Foster City will take another go at trying to manage its goose population

Foster City planning new strategy to manage its goose population

When Angela Stucker takes a gander at a flock of geese with her kids in Foster City, she sees them as her neighbors.

"Oh, they're so cute," she said. "I realized that they're really cool if you get to know them."

She embraces their abundant existence and everything that comes with it. To her, they're an important part of the Foster City community.

But many of her neighbors have a problem with one part of the geese's existence: the droppings they leave behind. 

"It's feces. It's poop. It's in our pathways, it's in our parks, it's in our sports fields, it's obviously in our lagoon, which is impacting the water quality," said Derek Schweigart, the Foster City Parks & Recreation Director. 

Schweigart said city leaders have spent years trying to figure out how to manage the large goose population in an effort to reduce the goose poop in the community.

"We've been doing population counts for a little over seven years. It can range anywhere from 300-400 geese in our peak part of the season," he said. "We have water quality issues which have been totally directed to the geese."

In the past, city leaders said strategies like fogging, egg addling, lasers, and more, just didn't work.

"In isolation, they're not very effective. The geese adapt very quickly," he said.

A previous iteration of the City Council even took a step to acquire federal permits to kill 100 of the geese. But after public outcry, they backed off and began the process of formulating a mitigation plan.

Schweigart said the city now has a plan that he thinks will finally work for the problem and for the bulk of the community. 

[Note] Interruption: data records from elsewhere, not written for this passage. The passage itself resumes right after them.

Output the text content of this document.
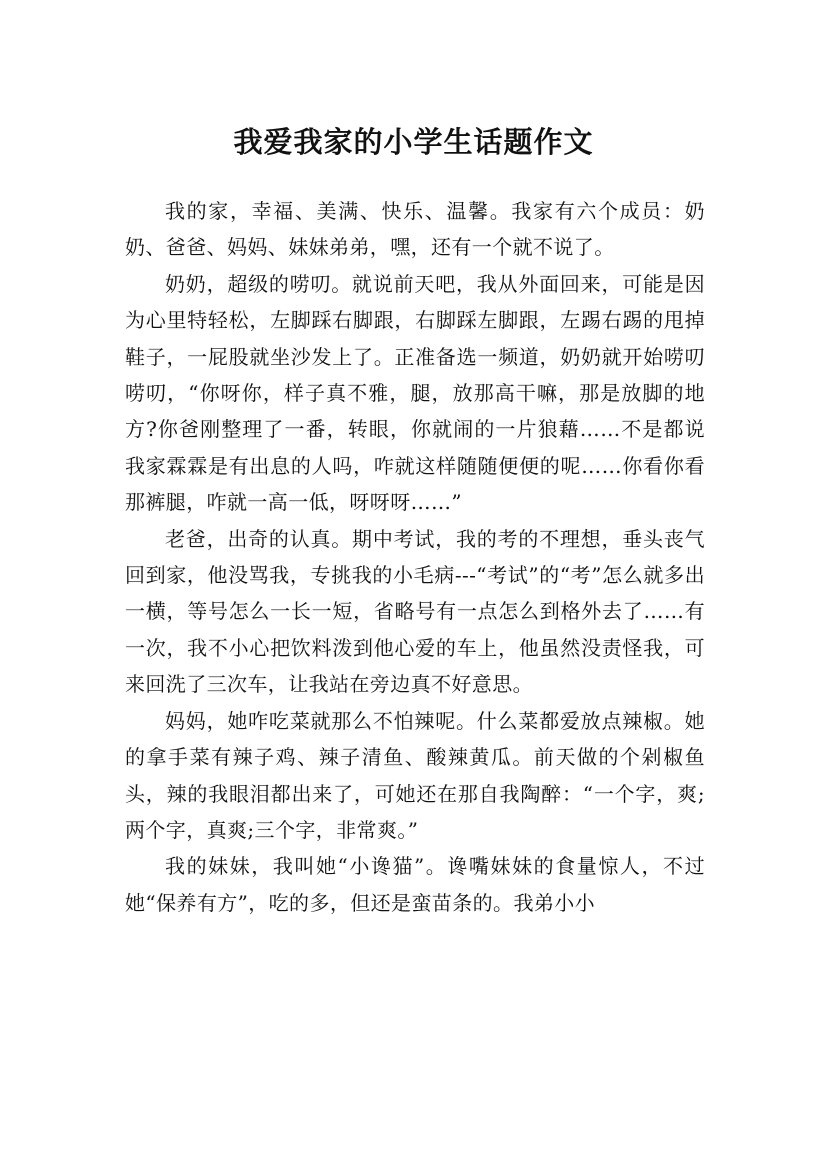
我爱我家的小学生话题作文

我的家，幸福、美满、快乐、温馨。我家有六个成员：奶奶、爸爸、妈妈、妹妹弟弟，嘿，还有一个就不说了。

奶奶，超级的唠叨。就说前天吧，我从外面回来，可能是因为心里特轻松，左脚踩右脚跟，右脚踩左脚跟，左踢右踢的甩掉鞋子，一屁股就坐沙发上了。正准备选一频道，奶奶就开始唠叨唠叨，“你呀你，样子真不雅，腿，放那高干嘛，那是放脚的地方?你爸刚整理了一番，转眼，你就闹的一片狼藉……不是都说我家霖霖是有出息的人吗，咋就这样随随便便的呢……你看你看那裤腿，咋就一高一低，呀呀呀……”

老爸，出奇的认真。期中考试，我的考的不理想，垂头丧气回到家，他没骂我，专挑我的小毛病---“考试”的“考”怎么就多出一横，等号怎么一长一短，省略号有一点怎么到格外去了……有一次，我不小心把饮料泼到他心爱的车上，他虽然没责怪我，可来回洗了三次车，让我站在旁边真不好意思。

妈妈，她咋吃菜就那么不怕辣呢。什么菜都爱放点辣椒。她的拿手菜有辣子鸡、辣子清鱼、酸辣黄瓜。前天做的个剁椒鱼头，辣的我眼泪都出来了，可她还在那自我陶醉：“一个字，爽;两个字，真爽;三个字，非常爽。”

我的妹妹，我叫她“小谗猫”。谗嘴妹妹的食量惊人，不过她“保养有方”，吃的多，但还是蛮苗条的。我弟小小
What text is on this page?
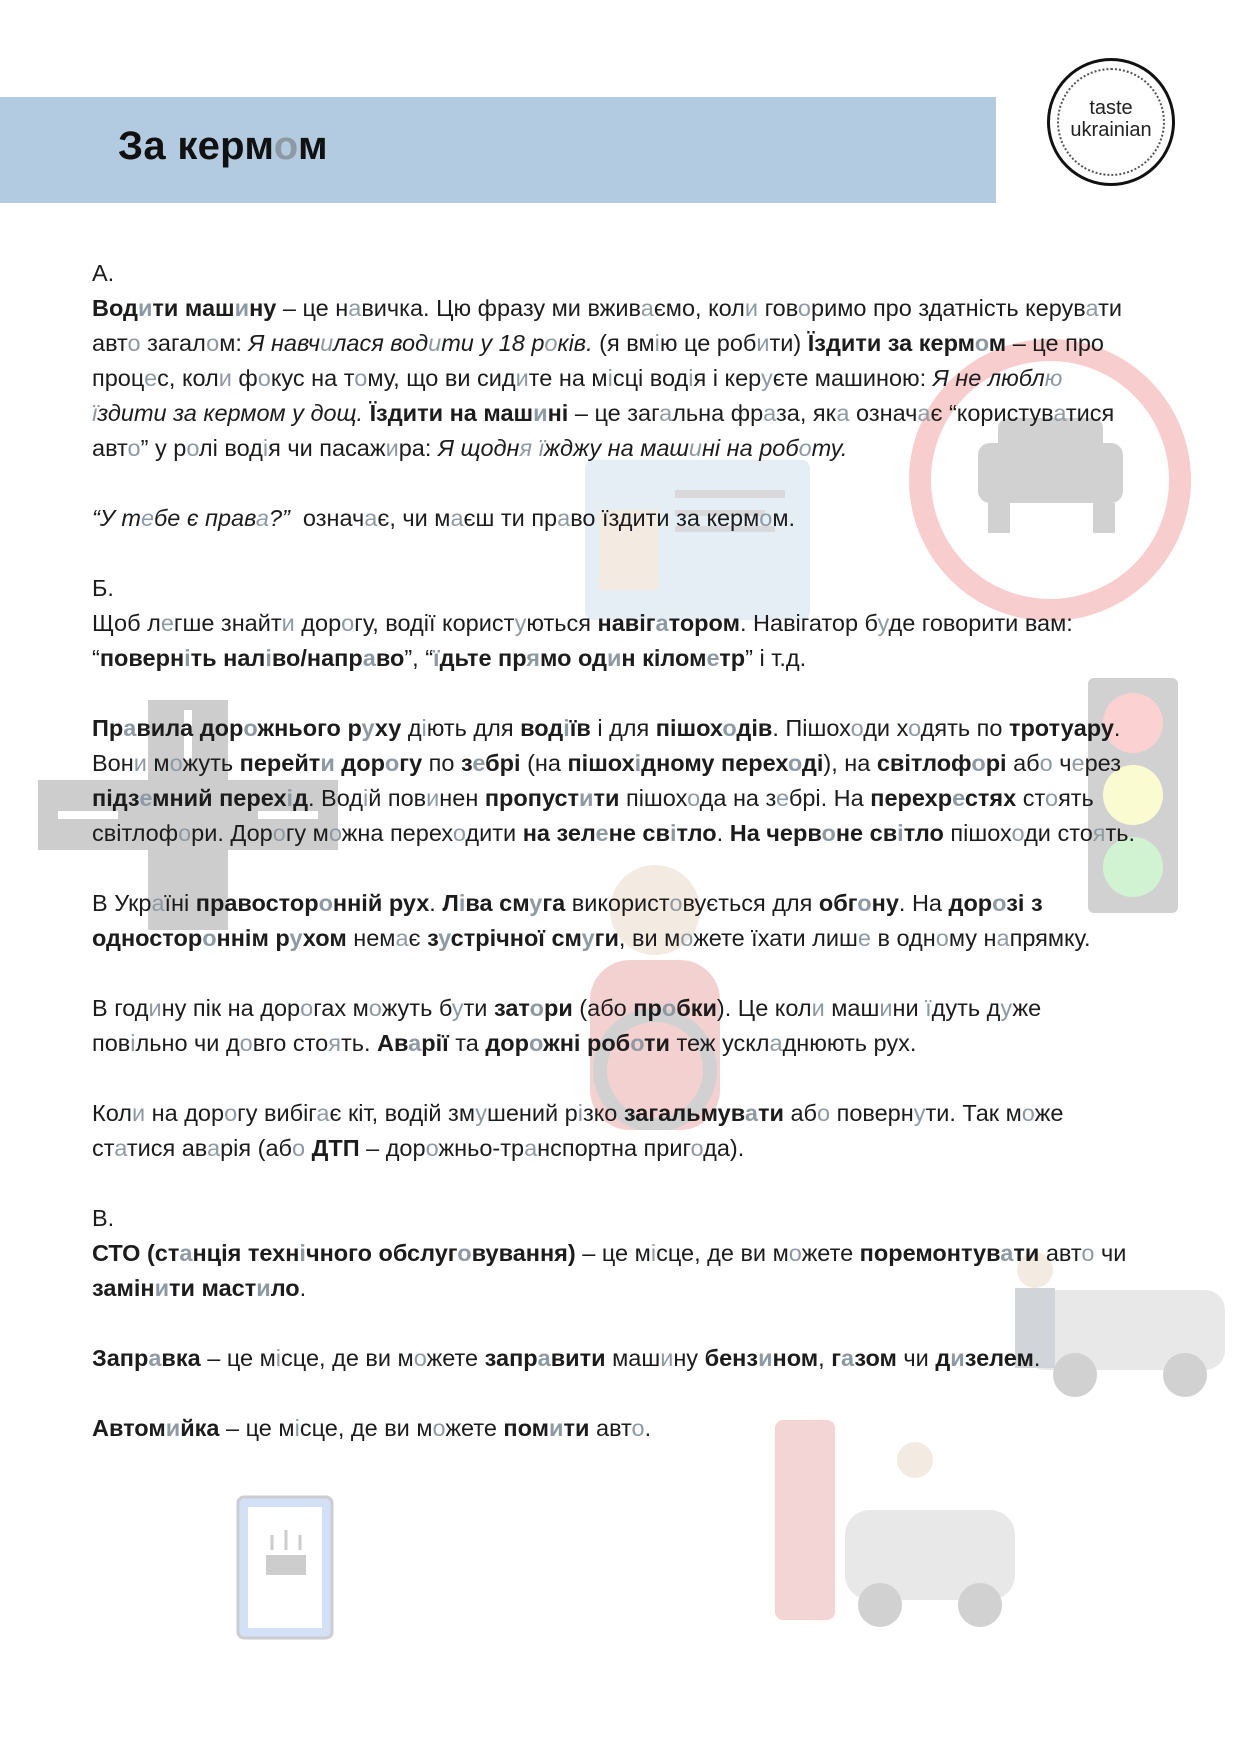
За кермом
taste
ukrainian

А.

Водити машину – це навичка. Цю фразу ми вживаємо, коли говоримо про здатність керувати авто загалом: Я навчилася водити у 18 років. (я вмію це робити) Їздити за кермом – це про процес, коли фокус на тому, що ви сидите на місці водія і керуєте машиною: Я не люблю їздити за кермом у дощ. Їздити на машині – це загальна фраза, яка означає “користуватися авто” у ролі водія чи пасажира: Я щодня їжджу на машині на роботу.

“У тебе є права?”  означає, чи маєш ти право їздити за кермом.

Б.

Щоб легше знайти дорогу, водії користуються навігатором. Навігатор буде говорити вам: “поверніть наліво/направо”, “їдьте прямо один кілометр” і т.д.

Правила дорожнього руху діють для водіїв і для пішоходів. Пішоходи ходять по тротуaру. Вони можуть перейти дорогу по зебрі (на пішохідному переході), на світлофорі або через підземний перехід. Водій повинен пропустити пішохода на зебрі. На перехрестях стоять світлофори. Дорогу можна переходити на зелене світло. На червоне світло пішоходи стоять.

В Україні правосторонній рух. Ліва смуга використовується для обгону. На дорозі з одностороннім рухом немає зустрічної смуги, ви можете їхати лише в одному напрямку.

В годину пік на дорогах можуть бути затори (або пробки). Це коли машини їдуть дуже повільно чи довго стоять. Аварії та дорожні роботи теж ускладнюють рух.

Коли на дорогу вибігає кіт, водій змушений різко загальмувати або повернути. Так може статися аварія (або ДТП – дорожньо-транспортна пригода).

В.

СТО (станція технічного обслуговування) – це місце, де ви можете поремонтувати авто чи замінити мастило.

Заправка – це місце, де ви можете заправити машину бензином, газом чи дизелем.

Автомийка – це місце, де ви можете помити авто.
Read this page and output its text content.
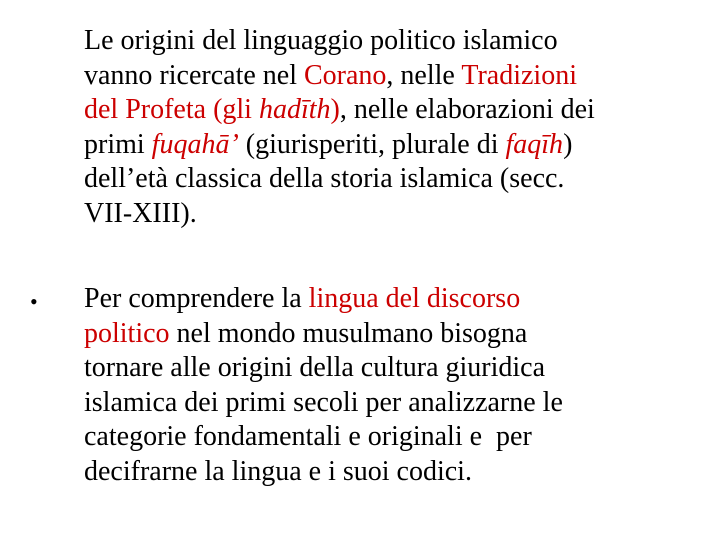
Le origini del linguaggio politico islamico
vanno ricercate nel Corano, nelle Tradizioni
del Profeta (gli hadīth), nelle elaborazioni dei
primi fuqahā’ (giurisperiti, plurale di faqīh)
dell’età classica della storia islamica (secc.
VII-XIII).

• Per comprendere la lingua del discorso
politico nel mondo musulmano bisogna
tornare alle origini della cultura giuridica
islamica dei primi secoli per analizzarne le
categorie fondamentali e originali e  per
decifrarne la lingua e i suoi codici.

"It is focused on habitat modification, which is removing food sources from the geese and changing and adapting the environment that is very attractive to them here in Foster City. That's a long-term solution. In the meantime, we are going to condition the geese to not be here in Foster City and make this a less attractive space for them," he said. 

The strategy will involve drones, dogs, lasers, and more – many of the tools they've employed in the past. Only this time, Schweigart says they'll be used in tandem with one another. The price tag? Around $400,000.

"It's one thing to come out and say we tried this activity, we tried this mitigation measure – we did not try them collectively," he said. "The geese are here. They're residents. However, our goal is to reduce the amount of conflict there is between humans and geese."

Stucker, however, is skeptical it will amount to change and questions the price tag.

"I just don't think that they're going to go away. They've been here forever," she said. "We have to accept nature for all it is, and this is what comes along with it."

Phyllis Macarthur, who has lived in Foster City for 25 years, seconded that opinion and thinks the focus should be on cleanup efforts instead.

"Let it go. Let them live. Let's clean up the goose poop," she said.

Schweigart believes this strategy will stick and calls it the best step the city has taken towards addressing the problem.

"I really do think that this is going to be a boilerplate for a number of agencies, especially those who are our closest neighbors because those geese are going to go somewhere, they're going to leave Foster City, but they're not leaving the Bay Area," he said. "It's a one-year out of three-year pilot. We will be evaluating along the way to see whether or not its effective at essentially, moving the geese."